Мосье Дюпре, от удивления и вовсе лишившийся дара речи, сидел молча, время от времени похлопывая Робера по спине. Выпив по последней, они перешли из кафе в соседний ресторан.
— Что вы делали все эти годы? — спросил Робер, когда все трое уселись за столик.
— Ничего особенного, — ответила мадам Дюпре.
— Никогда не поверю! — вскричал Робер, широко улыбаясь. — Неужели? Зато сегодня мы проведем незабываемый вечер. Мы будем пить вино, которое в студенческие годы было нам не по карману. Ты знаешь, Мари, какое вино я имею в виду?
— 'Эрмитаж', — ответил за жену мосье Дюпре, успевший уже познакомиться с меню. — Восемьдесят франков бутылка! Ну и что?! Плевать на восемьдесят франков! От такого вина голова идет кругом. Но сначала шампанское! Чтобы у нас все было как на свадьбе. И даже лучше!
— Браво! — вскричал Робер. — Отлично сказано.
— Что будем есть? — спросил мосье Дюпре. — Изучайте меню, друзья мои, а не пяльтесь друг на друга, словно вы оба только что восстали из мертвых. Надо заказать что-нибудь остренькое. Мари, если ты будешь есть чеснок, то и я буду есть чеснок. Ха! Ха! Ха!
— Никакого чеснока, — заявил Робер.
— Никакого чеснока, — поддакнула мадам Дюпре.
— Что? — удивился ее муж. — Ты же всегда обожала чеснок.
— Вкусы меняются, — возразила мадам Дюпре.
— Верно, — согласился супруг. — Об этом я тебе и толковал, когда появился Робер. Хорошо бы магазины были еще открыты. Я хочу преподнести тебе подарок, Мари. Одну маленькую штучку, которую я. высмотрел в журнале. Господи, как порочен мир! Грехом буквально пропитан воздух! Как жаль, Мари, наших с тобой напрасно прожитых лет. А вот и шампанское. У меня есть тост: долой воздержание! Да здравствует веселье!
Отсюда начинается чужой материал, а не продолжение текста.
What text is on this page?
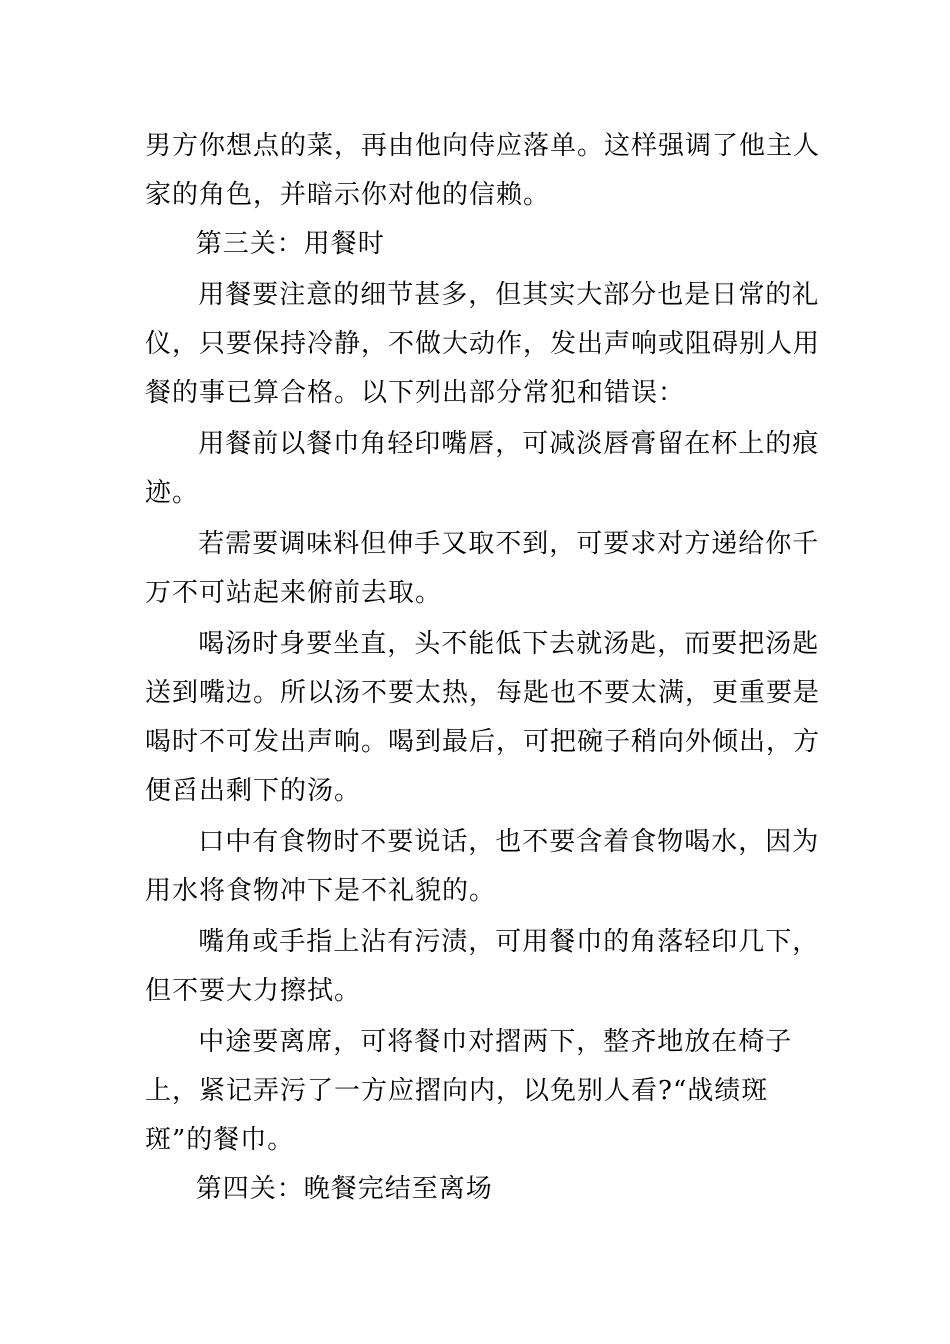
男方你想点的菜，再由他向侍应落单。这样强调了他主人家的角色，并暗示你对他的信赖。

第三关：用餐时

用餐要注意的细节甚多，但其实大部分也是日常的礼仪，只要保持冷静，不做大动作，发出声响或阻碍别人用餐的事已算合格。以下列出部分常犯和错误：

用餐前以餐巾角轻印嘴唇，可减淡唇膏留在杯上的痕迹。

若需要调味料但伸手又取不到，可要求对方递给你千万不可站起来俯前去取。

喝汤时身要坐直，头不能低下去就汤匙，而要把汤匙送到嘴边。所以汤不要太热，每匙也不要太满，更重要是喝时不可发出声响。喝到最后，可把碗子稍向外倾出，方便舀出剩下的汤。

口中有食物时不要说话，也不要含着食物喝水，因为用水将食物冲下是不礼貌的。

嘴角或手指上沾有污渍，可用餐巾的角落轻印几下，但不要大力擦拭。

中途要离席，可将餐巾对摺两下，整齐地放在椅子上，紧记弄污了一方应摺向内，以免别人看?“战绩斑斑”的餐巾。

第四关：晚餐完结至离场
— Да здравствует веселье! — с энтузиазмом подхватили его друзья, чокаясь шампанским.
— К чему стыдиться! — громко расхохотавшись, вскричал мосье Дюпре. — Мы ведь женаты двадцать лет. Мари. А Робер все это время прожил на Мартинике. Скажи, они что же там, все как один черные?
— Все как один черные? — подхватила мадам Дюпре и, захихикав, щелкнула Робера по носу.
— Обнимитесь! — неожиданно для самого себя громовым голосом вскричал мосье Дюпре и, привстав, положил жене и Роберу руки на плечи. — Ну, смелей, поцелуй ее! В свое время она ведь питала к тебе слабость. Ты этого не мог знать, друг мой. А я знаю. Я все знаю. До сих пор помню, как в нашу первую брачную ночь я подумал: 'Она явно кем-то увлечена'. Двадцать лет! Мари, ты никогда не была так хороша, как сегодня! Сколько же получится, если триста шестьдесят пять помножить на двадцать? — И мосье Дюпре, потрясенный, вероятно, громадной цифрой, получившейся в результате умножения, горько расплакался.
Мосье Дюпре рыдал, а его жена и Робер, такие же пьяные, перегнувшись через стол и стукаясь лбами, хохотали до упаду.
Когда официант принес коньяк, мосье Дюпре немного успокоился и заявил: — Сегодня мы за все должны отыграться. Вы со мной согласны?
— Полностью, — ответил Робер, расцеловав друга в обе щеки.
— Взгляни на нее, — сказал мосье Дюпре. — Ведь ей всего сорок лет. Ах, если бы только магазины были еще открыты! Робер, дружище, позволь, я скажу кое-что тебе на ухо.
Робер подставил ухо, но мосье Дюпре говорить был не в силах и только громко расхохотался, вынудив Робера за неимением полотенца воспользоваться салфеткой.
— К черту твои магазины! — вскричал Робер. — Зачем нам магазины, когда есть кафе, бары, bistros, boites [15], ночные клубы, кабаре и прочие заведения. На бульвары, друзья!